Logging initialized @2901ms to org.eclipse.jetty.util.log.Slf4jLog
Running on URI : 'http://192.168.31.29:18630'
文档地址:
https://streamsets.com/documentation/datacollector/latest/help/datacollector/UserGuide/Getting_Started/GettingStarted_Title.html#concept_htw_ghg_jq
sdc支持的HBase版本下文测试环境演示实例中可以看到。
Phoenix与HBase服务的集成:
只需要将 Phoenix包解压后的phoenix-5.0.0-HBase-2.0-server.jar 和 phoenix-core-5.0.0-HBase-2.0.jar两个jar包拷贝到hbase的lib目录下,修改hbase-site.xml,添加相关配置,重启hbase集群即可。
<property>
<name>phoenix.schema.isNamespaceMappingEnabled</name>
<value>true</value>
</property>
<property>
<name>phoenix.schema.mapSystemTablesToNamespace</name>
<value>true</value>
</property>
为了方便通过sqlline.py 访问 phoenix,将hbase-site.xml复制一份到phoenix的bin目录下。
$ ./bin/sqlline.py
Setting property: [incremental, false]
Setting property: [isolation, TRANSACTION_READ_COMMITTED]

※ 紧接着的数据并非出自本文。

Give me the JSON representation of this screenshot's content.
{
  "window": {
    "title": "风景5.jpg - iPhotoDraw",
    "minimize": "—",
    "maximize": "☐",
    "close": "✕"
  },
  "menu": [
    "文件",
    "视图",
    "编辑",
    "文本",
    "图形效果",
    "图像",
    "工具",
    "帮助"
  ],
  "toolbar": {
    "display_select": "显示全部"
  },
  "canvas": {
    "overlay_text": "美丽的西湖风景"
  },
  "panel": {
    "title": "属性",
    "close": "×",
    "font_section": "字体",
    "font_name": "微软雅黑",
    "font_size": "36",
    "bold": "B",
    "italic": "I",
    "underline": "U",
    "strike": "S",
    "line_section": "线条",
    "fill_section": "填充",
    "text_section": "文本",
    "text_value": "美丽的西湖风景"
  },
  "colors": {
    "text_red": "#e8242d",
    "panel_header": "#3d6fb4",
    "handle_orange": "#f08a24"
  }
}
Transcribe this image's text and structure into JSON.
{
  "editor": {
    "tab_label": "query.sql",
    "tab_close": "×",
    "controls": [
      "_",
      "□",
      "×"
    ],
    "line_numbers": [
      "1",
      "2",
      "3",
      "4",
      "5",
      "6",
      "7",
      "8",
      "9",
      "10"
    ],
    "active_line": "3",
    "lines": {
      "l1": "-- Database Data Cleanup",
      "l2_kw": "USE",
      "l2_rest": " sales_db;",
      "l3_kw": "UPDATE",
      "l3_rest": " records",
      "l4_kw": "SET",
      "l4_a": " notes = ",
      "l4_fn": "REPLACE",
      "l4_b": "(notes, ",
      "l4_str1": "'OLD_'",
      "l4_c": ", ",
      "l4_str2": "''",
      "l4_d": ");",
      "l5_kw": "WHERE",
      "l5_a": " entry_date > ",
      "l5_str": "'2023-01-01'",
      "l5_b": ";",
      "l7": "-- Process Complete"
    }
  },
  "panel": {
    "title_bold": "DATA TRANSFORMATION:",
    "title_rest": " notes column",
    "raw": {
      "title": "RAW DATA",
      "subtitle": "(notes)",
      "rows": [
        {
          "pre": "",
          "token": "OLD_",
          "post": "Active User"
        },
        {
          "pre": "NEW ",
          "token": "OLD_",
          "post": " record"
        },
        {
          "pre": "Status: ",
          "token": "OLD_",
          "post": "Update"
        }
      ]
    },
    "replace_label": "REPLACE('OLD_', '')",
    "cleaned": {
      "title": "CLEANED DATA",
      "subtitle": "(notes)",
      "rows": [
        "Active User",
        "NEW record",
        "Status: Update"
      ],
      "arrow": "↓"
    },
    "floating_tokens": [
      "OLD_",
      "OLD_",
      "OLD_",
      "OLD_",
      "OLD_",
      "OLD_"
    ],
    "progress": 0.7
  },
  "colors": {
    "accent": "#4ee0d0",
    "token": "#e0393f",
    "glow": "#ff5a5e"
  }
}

issuing: !connect jdbc:phoenix: none none org.apache.phoenix.jdbc.PhoenixDriver
Connecting to jdbc:phoenix:
SLF4J: Class path contains multiple SLF4J bindings.
SLF4J: Found binding in [jar:file:/Users/shaozhipeng/Development/apache-phoenix-5.0.0-HBase-2.0-bin/phoenix-5.0.0-HBase-2.0-client.jar!/org/slf4j/impl/StaticLoggerBinder.class]
SLF4J: Found binding in [jar:file:/Users/shaozhipeng/Development/hadoop-3.1.1/share/hadoop/common/lib/slf4j-log4j12-1.7.25.jar!/org/slf4j/impl/StaticLoggerBinder.class]
SLF4J: See http://www.slf4j.org/codes.html#multiple_bindings for an explanation.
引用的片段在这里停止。